Evans recupera 45″ al lussemburghese negli ultimi mille metri e chiude a 2’15”. In classifica è a 57″ da Schleck. Un distacco colmabile con la cronometro. Per Andy ci sarebbe ancora la tappa dell’Alpe d’Huez, dove succede di tutto, dall’attacco a 90 chilometri dalla meta di Contador al problema meccanico di Evans, passando per la crisi di Voeckler, ma, alla fine, non cambia nulla in classifica tra lui e l’australiano.
L’impresa indimenticabile di Andy Schleck
I due si ritrovano insieme ai piedi dell’Alpe d’Huez e sulla salita più iconica della Grande Boucle è Evans a scattare, mentre Andy si difende. Finisce in parità e ci si gioca tutto a cronometro. All’epoca, memori della brutta prova che fece Cadel tre anni prima a Saint Amand Montrond, quando non recuperò nemmeno 30″ a Carlos Sastre nella sfida per la maglia gialla, i più pensavano che la battaglia tra Andy e l’australiano sarebbe stata assai serrata.
In realtà, però, non ci sarà storia. Sulle strade di Grenoble, Evans ottiene il suo riscatto, arrivando ad appena 7″ dal battere addirittura Tony Martin. Un Andy Schleck stremato nel fisico e nella mente, invece, crolla. Il lussemburghese conclude la prova a 2’30” dall’australiano. La sconfitta va oltre quelle che erano le più plumbee aspettative. Andy non ha nemmeno opposto resistenza, già dopo appena dieci chilometri era chiaro che Cadel avrebbe vinto il braccio di ferro.

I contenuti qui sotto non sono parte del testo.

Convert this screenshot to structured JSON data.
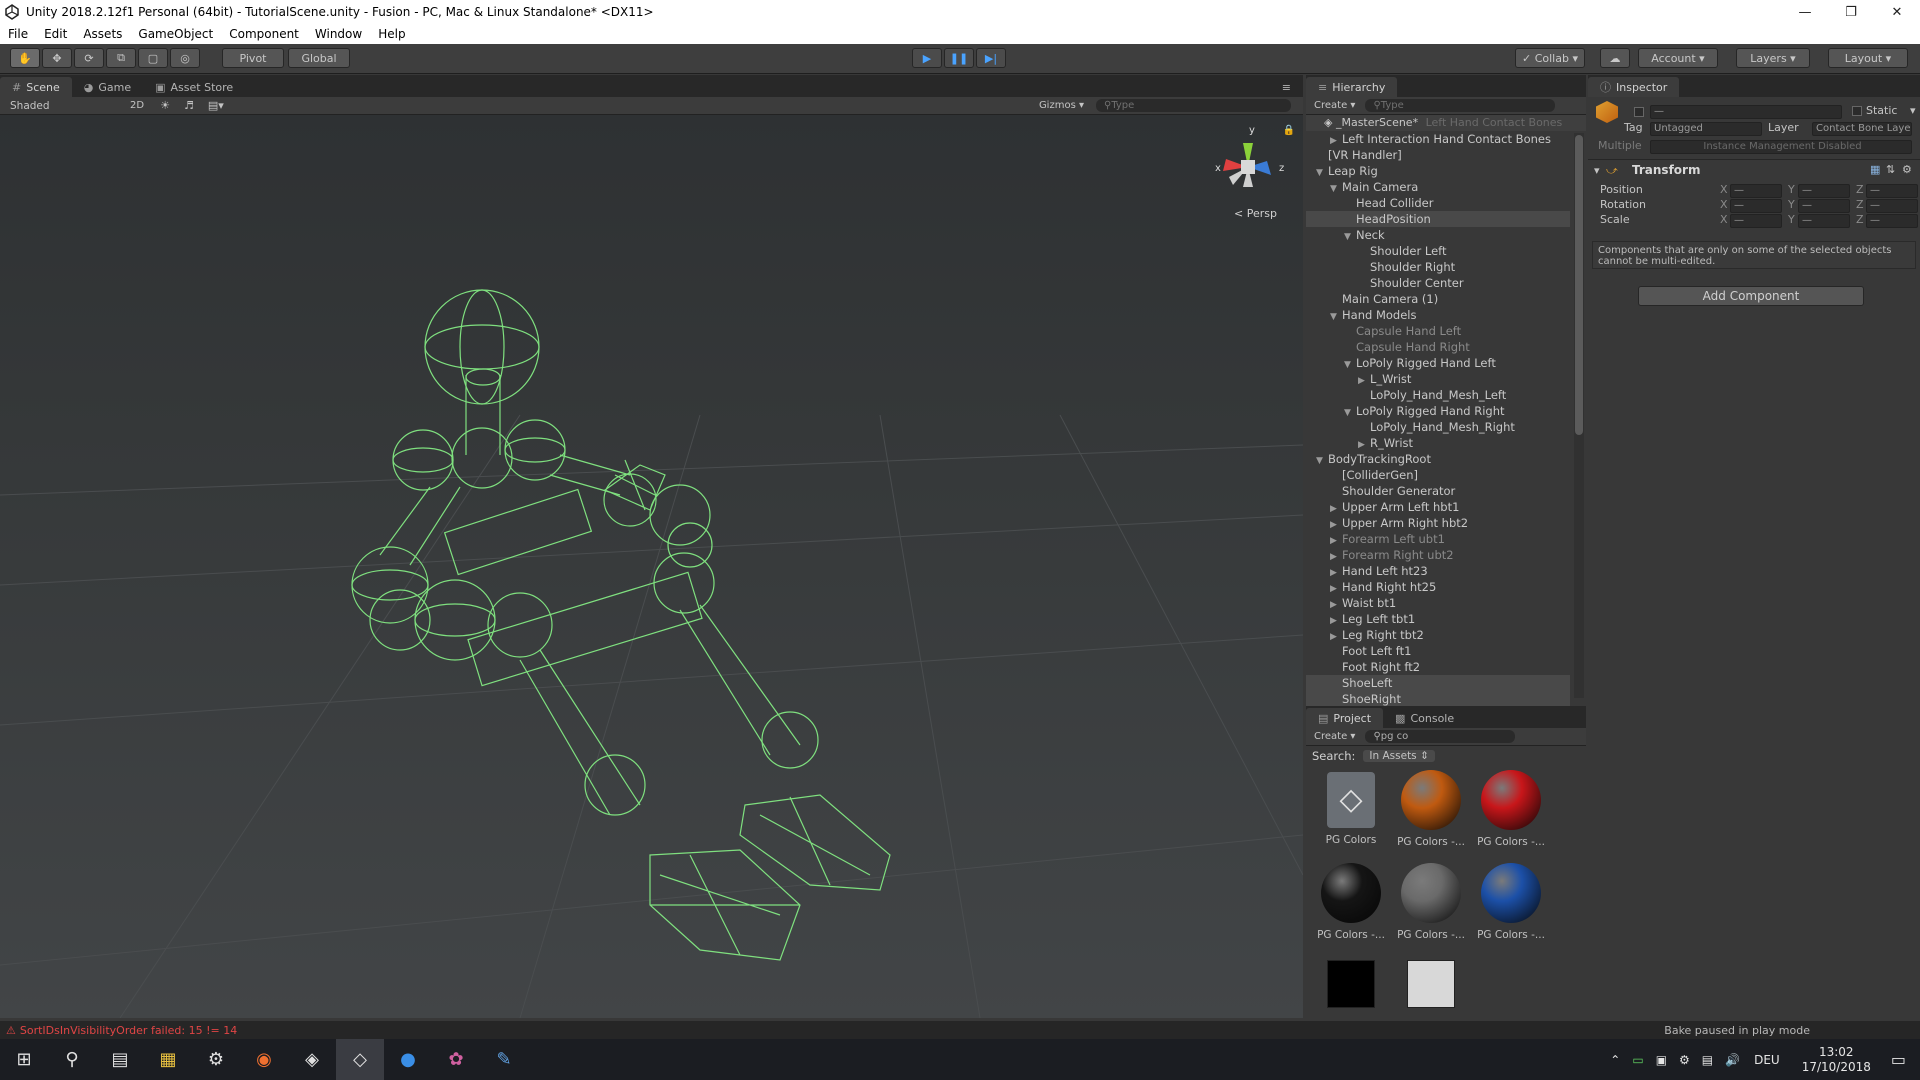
{
  "window": {
    "title": "Unity 2018.2.12f1 Personal (64bit) - TutorialScene.unity - Fusion - PC, Mac & Linux Standalone* <DX11>"
  },
  "menu": [
    "File",
    "Edit",
    "Assets",
    "GameObject",
    "Component",
    "Window",
    "Help"
  ],
  "toolbar": {
    "pivot": "Pivot",
    "global": "Global",
    "collab": "Collab",
    "account": "Account",
    "layers": "Layers",
    "layout": "Layout"
  },
  "scene": {
    "tabs": [
      "Scene",
      "Game",
      "Asset Store"
    ],
    "shading": "Shaded",
    "mode_2d": "2D",
    "gizmos": "Gizmos",
    "search_placeholder": "Type",
    "persp": "Persp",
    "axis_y": "y",
    "axis_x": "x",
    "axis_z": "z"
  },
  "hierarchy": {
    "tab": "Hierarchy",
    "create": "Create",
    "search_placeholder": "Type",
    "scene_name": "_MasterScene*",
    "scene_suffix": "Left Hand Contact Bones",
    "rows": [
      {
        "indent": 2,
        "label": "Left Interaction Hand Contact Bones",
        "arrow": "right"
      },
      {
        "indent": 1,
        "label": "[VR Handler]",
        "arrow": ""
      },
      {
        "indent": 1,
        "label": "Leap Rig",
        "arrow": "down"
      },
      {
        "indent": 2,
        "label": "Main Camera",
        "arrow": "down"
      },
      {
        "indent": 3,
        "label": "Head Collider",
        "arrow": ""
      },
      {
        "indent": 3,
        "label": "HeadPosition",
        "arrow": "",
        "sel": true
      },
      {
        "indent": 3,
        "label": "Neck",
        "arrow": "down"
      },
      {
        "indent": 4,
        "label": "Shoulder Left",
        "arrow": ""
      },
      {
        "indent": 4,
        "label": "Shoulder Right",
        "arrow": ""
      },
      {
        "indent": 4,
        "label": "Shoulder Center",
        "arrow": ""
      },
      {
        "indent": 2,
        "label": "Main Camera (1)",
        "arrow": ""
      },
      {
        "indent": 2,
        "label": "Hand Models",
        "arrow": "down"
      },
      {
        "indent": 3,
        "label": "Capsule Hand Left",
        "arrow": "",
        "dim": true
      },
      {
        "indent": 3,
        "label": "Capsule Hand Right",
        "arrow": "",
        "dim": true
      },
      {
        "indent": 3,
        "label": "LoPoly Rigged Hand Left",
        "arrow": "down"
      },
      {
        "indent": 4,
        "label": "L_Wrist",
        "arrow": "right"
      },
      {
        "indent": 4,
        "label": "LoPoly_Hand_Mesh_Left",
        "arrow": ""
      },
      {
        "indent": 3,
        "label": "LoPoly Rigged Hand Right",
        "arrow": "down"
      },
      {
        "indent": 4,
        "label": "LoPoly_Hand_Mesh_Right",
        "arrow": ""
      },
      {
        "indent": 4,
        "label": "R_Wrist",
        "arrow": "right"
      },
      {
        "indent": 1,
        "label": "BodyTrackingRoot",
        "arrow": "down"
      },
      {
        "indent": 2,
        "label": "[ColliderGen]",
        "arrow": ""
      },
      {
        "indent": 2,
        "label": "Shoulder Generator",
        "arrow": ""
      },
      {
        "indent": 2,
        "label": "Upper Arm Left hbt1",
        "arrow": "right"
      },
      {
        "indent": 2,
        "label": "Upper Arm Right hbt2",
        "arrow": "right"
      },
      {
        "indent": 2,
        "label": "Forearm Left ubt1",
        "arrow": "right",
        "dim": true
      },
      {
        "indent": 2,
        "label": "Forearm Right ubt2",
        "arrow": "right",
        "dim": true
      },
      {
        "indent": 2,
        "label": "Hand Left ht23",
        "arrow": "right"
      },
      {
        "indent": 2,
        "label": "Hand Right ht25",
        "arrow": "right"
      },
      {
        "indent": 2,
        "label": "Waist bt1",
        "arrow": "right"
      },
      {
        "indent": 2,
        "label": "Leg Left tbt1",
        "arrow": "right"
      },
      {
        "indent": 2,
        "label": "Leg Right tbt2",
        "arrow": "right"
      },
      {
        "indent": 2,
        "label": "Foot Left ft1",
        "arrow": ""
      },
      {
        "indent": 2,
        "label": "Foot Right ft2",
        "arrow": ""
      },
      {
        "indent": 2,
        "label": "ShoeLeft",
        "arrow": "",
        "sel": true
      },
      {
        "indent": 2,
        "label": "ShoeRight",
        "arrow": "",
        "sel": true
      }
    ]
  },
  "inspector": {
    "tab": "Inspector",
    "static": "Static",
    "tag_label": "Tag",
    "tag_value": "Untagged",
    "layer_label": "Layer",
    "layer_value": "Contact Bone Laye",
    "multiple": "Multiple",
    "instance": "Instance Management Disabled",
    "transform": "Transform",
    "position": "Position",
    "rotation": "Rotation",
    "scale": "Scale",
    "x": "X",
    "y": "Y",
    "z": "Z",
    "dash": "—",
    "note": "Components that are only on some of the selected objects cannot be multi-edited.",
    "add_component": "Add Component"
  },
  "project": {
    "tabs": [
      "Project",
      "Console"
    ],
    "create": "Create",
    "search_value": "pg co",
    "search_label": "Search:",
    "search_scope": "In Assets",
    "assets": [
      {
        "label": "PG Colors",
        "kind": "unity",
        "color": ""
      },
      {
        "label": "PG Colors -...",
        "kind": "sphere",
        "color": "#c05a10"
      },
      {
        "label": "PG Colors -...",
        "kind": "sphere",
        "color": "#c8161a"
      },
      {
        "label": "PG Colors -...",
        "kind": "sphere",
        "color": "#151515"
      },
      {
        "label": "PG Colors -...",
        "kind": "sphere",
        "color": "#6a6a6a"
      },
      {
        "label": "PG Colors -...",
        "kind": "sphere",
        "color": "#1c50a8"
      },
      {
        "label": "",
        "kind": "square",
        "color": "#000000"
      },
      {
        "label": "",
        "kind": "square",
        "color": "#d8d8d8"
      }
    ]
  },
  "status": {
    "error": "SortIDsInVisibilityOrder failed: 15 != 14",
    "bake": "Bake paused in play mode"
  },
  "taskbar": {
    "language": "DEU",
    "time": "13:02",
    "date": "17/10/2018"
  },
  "colors": {
    "wire": "#7fe07f",
    "accent": "#3a7bd5"
  }
}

Il bolide Schleck aveva iniziato a immergersi nei meandri del cielo già in cima al Galibier. Quel giorno Andy aveva usato tutte le energie che aveva a disposizione e, forse, anche qualcosa in più. Il fatto che il dì seguente sia riuscito a fare una frazione altrettanto gagliarda, dà la dimensione del fondista straordinario che è stato il lussemburghese. Ma fuori dalla sua zona di comfort, l’alta montagna, salvarsi era impossibile.
La mancanza di stimoli e i gravi infortuni, in seguito, hanno rapidamente messo fine alla carriera del lussemburghese. Dopo Grenoble, solo qualche piccolissimo sussulto al Tour de France 2013, nell’unica occasione in cui è riuscito a concludere, dopo il 2011, quella gara che per lui significava ciclismo. Il ritiro, annunciato sul finire del 2014, arrivò quando Andy iniziava a essere già più un ricordo che non un idolo per tutti i suoi tifosi.
L’eredità di Schleck, però, resterà indelebile per chi, in quel pomeriggio di luglio, ha potuto ammirarne le gesta. Il lussemburghese, che sull’Izoard si riscoprì più sfrontato di Bellerofonte quando affrontò la chimera, ha saputo oscurare l’intero firmamento con il bagliore accecante prodotto dal suo talento divino. I sogni, prima o poi, sono destinati a finire, ma in taluni casi possiamo dirci assai fortunati per aver avuto modo di vivere certe esperienze oniriche.